I could somehow tell that my hearing was intact in my right ear, but that vision in my right eye was limited in some way, though I couldn’t describe exactly how. “Anything else?” she asked. I told her that was all the information I could get. I want to emphasize that my partner gave me no data at all, just asked those three questions.

When I opened my eyes and indicated that I was finished, she told me that this man was the son of a dear friend; that he was only 21 years old and very bitter because he’d been crippled on his left side in a motorcycle accident at a four-way stop where a car had failed to stop, that he had no hearing in his left ear and no sight in his left eye; that his hearing was normal in his right ear, but he had tunnel vision in his right eye. She went on to say that his recovery was slow because he was so despondent. I was really spooked by this, and almost afraid to ask when the accident had occurred. She named the same date in June that I had “seen” on my mental calendar, but I’d been off by a year. The accident I had “seen” earlier that morning, before ever being assigned to her as my partner, had occurred the previous year!

I was disoriented for several weeks after this because the world as I perceived it had changed. Prior to this I had never had an ESP experience and would never have believed that I could. Also, since early adulthood I had described myself as agnostic. After this experience I thought many times, “If this is possible, then anything is possible.” In the Tibetan Book of Living and Dying, Sogyal Rinpoche refers to the word “bardo” as a juncture “when the possibility of liberation, or enlightenment, is heightened.” My experience of this different state of mind, this totally unexpected new reality, opened my mind and my heart and began a lifelong spiritual path for me.

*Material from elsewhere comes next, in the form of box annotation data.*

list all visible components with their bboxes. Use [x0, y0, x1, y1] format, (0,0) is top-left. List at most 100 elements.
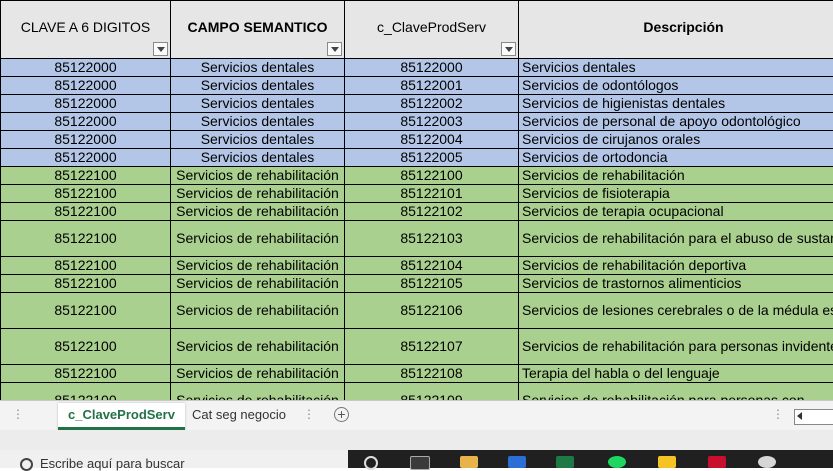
cell-campo[interactable]: Servicios de rehabilitación	[171, 167, 345, 185]
cell-campo[interactable]: Servicios dentales	[171, 149, 345, 167]
cell-clave[interactable]: 85122100	[1, 329, 171, 365]
search-placeholder: Escribe aquí para buscar	[40, 456, 185, 471]
cell-campo[interactable]: Servicios de rehabilitación	[171, 329, 345, 365]
windows-taskbar: Escribe aquí para buscar	[0, 450, 833, 468]
cell-clave[interactable]: 85122100	[1, 203, 171, 221]
cell-descripcion[interactable]: Servicios de rehabilitación	[519, 167, 833, 185]
table-row: 85122000Servicios dentales85122002Servic…	[1, 95, 833, 113]
header-clave[interactable]: CLAVE A 6 DIGITOS	[1, 1, 171, 59]
filter-dropdown-icon[interactable]	[327, 42, 342, 56]
cell-clave-prod[interactable]: 85122107	[345, 329, 519, 365]
file-explorer-icon[interactable]	[460, 456, 478, 468]
cell-campo[interactable]: Servicios de rehabilitación	[171, 203, 345, 221]
cell-clave-prod[interactable]: 85122106	[345, 293, 519, 329]
cell-campo[interactable]: Servicios de rehabilitación	[171, 185, 345, 203]
cell-campo[interactable]: Servicios dentales	[171, 95, 345, 113]
cell-clave-prod[interactable]: 85122104	[345, 257, 519, 275]
horizontal-scrollbar[interactable]	[794, 409, 833, 425]
cell-descripcion[interactable]: Servicios de rehabilitación para el abus…	[519, 221, 833, 257]
cell-clave[interactable]: 85122100	[1, 167, 171, 185]
cell-clave[interactable]: 85122100	[1, 185, 171, 203]
browser-icon[interactable]	[758, 456, 776, 468]
cell-clave[interactable]: 85122100	[1, 257, 171, 275]
cell-descripcion[interactable]: Servicios de trastornos alimenticios	[519, 275, 833, 293]
cell-clave-prod[interactable]: 85122005	[345, 149, 519, 167]
cell-clave[interactable]: 85122100	[1, 383, 171, 401]
cell-clave-prod[interactable]: 85122109	[345, 383, 519, 401]
excel-icon[interactable]	[556, 456, 574, 468]
table-row: 85122000Servicios dentales85122003Servic…	[1, 113, 833, 131]
header-descripcion-label: Descripción	[522, 19, 833, 36]
cell-clave-prod[interactable]: 85122101	[345, 185, 519, 203]
cell-campo[interactable]: Servicios dentales	[171, 77, 345, 95]
cell-descripcion[interactable]: Servicios de rehabilitación para persona…	[519, 329, 833, 365]
word-icon[interactable]	[508, 456, 526, 468]
cell-descripcion[interactable]: Terapia del habla o del lenguaje	[519, 365, 833, 383]
header-clave-prod-label: c_ClaveProdServ	[348, 19, 515, 36]
header-campo[interactable]: CAMPO SEMANTICO	[171, 1, 345, 59]
cell-campo[interactable]: Servicios de rehabilitación	[171, 365, 345, 383]
taskbar-search[interactable]: Escribe aquí para buscar	[0, 450, 348, 468]
cell-campo[interactable]: Servicios de rehabilitación	[171, 293, 345, 329]
cell-descripcion[interactable]: Servicios de cirujanos orales	[519, 131, 833, 149]
spreadsheet-grid[interactable]: CLAVE A 6 DIGITOS CAMPO SEMANTICO c_Clav…	[0, 0, 833, 400]
cell-clave[interactable]: 85122000	[1, 113, 171, 131]
cell-descripcion[interactable]: Servicios de higienistas dentales	[519, 95, 833, 113]
tab-c-claveprodserv[interactable]: c_ClaveProdServ	[58, 403, 185, 430]
table-row: 85122000Servicios dentales85122000Servic…	[1, 59, 833, 77]
header-clave-prod[interactable]: c_ClaveProdServ	[345, 1, 519, 59]
cell-clave[interactable]: 85122000	[1, 95, 171, 113]
cell-descripcion[interactable]: Servicios de lesiones cerebrales o de la…	[519, 293, 833, 329]
cell-campo[interactable]: Servicios de rehabilitación	[171, 275, 345, 293]
tab-cat-seg-negocio[interactable]: Cat seg negocio	[182, 403, 296, 427]
cell-descripcion[interactable]: Servicios de personal de apoyo odontológ…	[519, 113, 833, 131]
header-descripcion[interactable]: Descripción	[519, 1, 833, 59]
cell-descripcion[interactable]: Servicios de terapia ocupacional	[519, 203, 833, 221]
cell-clave-prod[interactable]: 85122100	[345, 167, 519, 185]
cell-clave-prod[interactable]: 85122004	[345, 131, 519, 149]
cell-clave-prod[interactable]: 85122105	[345, 275, 519, 293]
header-clave-label: CLAVE A 6 DIGITOS	[4, 19, 167, 36]
filter-dropdown-icon[interactable]	[153, 42, 168, 56]
cell-descripcion[interactable]: Servicios de rehabilitación deportiva	[519, 257, 833, 275]
data-table: CLAVE A 6 DIGITOS CAMPO SEMANTICO c_Clav…	[0, 0, 833, 400]
cell-clave[interactable]: 85122000	[1, 59, 171, 77]
cell-campo[interactable]: Servicios de rehabilitación	[171, 221, 345, 257]
cell-clave[interactable]: 85122000	[1, 149, 171, 167]
cell-campo[interactable]: Servicios de rehabilitación	[171, 383, 345, 401]
cell-clave-prod[interactable]: 85122002	[345, 95, 519, 113]
cell-clave-prod[interactable]: 85122003	[345, 113, 519, 131]
cell-campo[interactable]: Servicios dentales	[171, 59, 345, 77]
cell-clave[interactable]: 85122000	[1, 77, 171, 95]
scroll-left-icon[interactable]	[797, 412, 802, 420]
table-row: 85122100Servicios de rehabilitación85122…	[1, 275, 833, 293]
cell-clave[interactable]: 85122100	[1, 221, 171, 257]
cell-descripcion[interactable]: Servicios de fisioterapia	[519, 185, 833, 203]
cell-clave-prod[interactable]: 85122000	[345, 59, 519, 77]
cell-descripcion[interactable]: Servicios de ortodoncia	[519, 149, 833, 167]
table-row: 85122000Servicios dentales85122005Servic…	[1, 149, 833, 167]
cell-campo[interactable]: Servicios dentales	[171, 113, 345, 131]
cell-descripcion[interactable]: Servicios de odontólogos	[519, 77, 833, 95]
cell-clave-prod[interactable]: 85122001	[345, 77, 519, 95]
spotify-icon[interactable]	[608, 456, 626, 468]
cell-clave[interactable]: 85122100	[1, 293, 171, 329]
add-sheet-icon[interactable]: +	[334, 407, 349, 422]
cell-clave[interactable]: 85122100	[1, 365, 171, 383]
cell-campo[interactable]: Servicios dentales	[171, 131, 345, 149]
cell-clave-prod[interactable]: 85122102	[345, 203, 519, 221]
sheet-tab-bar: ⋮ c_ClaveProdServ Cat seg negocio ⋮ + ⋮	[0, 400, 833, 430]
tab-scroll-dots-icon[interactable]: ⋮	[12, 407, 24, 421]
cell-descripcion[interactable]: Servicios de rehabilitación para persona…	[519, 383, 833, 401]
split-handle-icon[interactable]: ⋮	[772, 407, 784, 421]
cell-clave-prod[interactable]: 85122108	[345, 365, 519, 383]
cell-clave-prod[interactable]: 85122103	[345, 221, 519, 257]
cell-descripcion[interactable]: Servicios dentales	[519, 59, 833, 77]
cell-campo[interactable]: Servicios de rehabilitación	[171, 257, 345, 275]
chrome-icon[interactable]	[658, 456, 676, 468]
filter-dropdown-icon[interactable]	[501, 42, 516, 56]
cell-clave[interactable]: 85122000	[1, 131, 171, 149]
app-icon[interactable]	[708, 456, 726, 468]
tab-more-dots-icon[interactable]: ⋮	[303, 407, 315, 421]
cell-clave[interactable]: 85122100	[1, 275, 171, 293]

Contributor’s Comments on the Experience

Since this dramatic ESP experience, I have had many, many instances of “knowing” something that either had not happened yet, or had happened at a distance and without my direct knowledge, and which was later confirmed. At first I was frustrated by the lack of specificity in my “knowing”, but as the years have gone by I have learned to relax into what I now believe is a universal flow. In my counseling work I have learned to slip into a meditative state, opening myself to information beyond the obvious or beyond the words my clients use to express themselves. They often comment, “I was just thinking that, but wasn’t sure I was ready to talk about it,” or “How did you know that? I’ve never told anyone.” This has been invaluable in opening up areas of growth that might otherwise have remained hidden.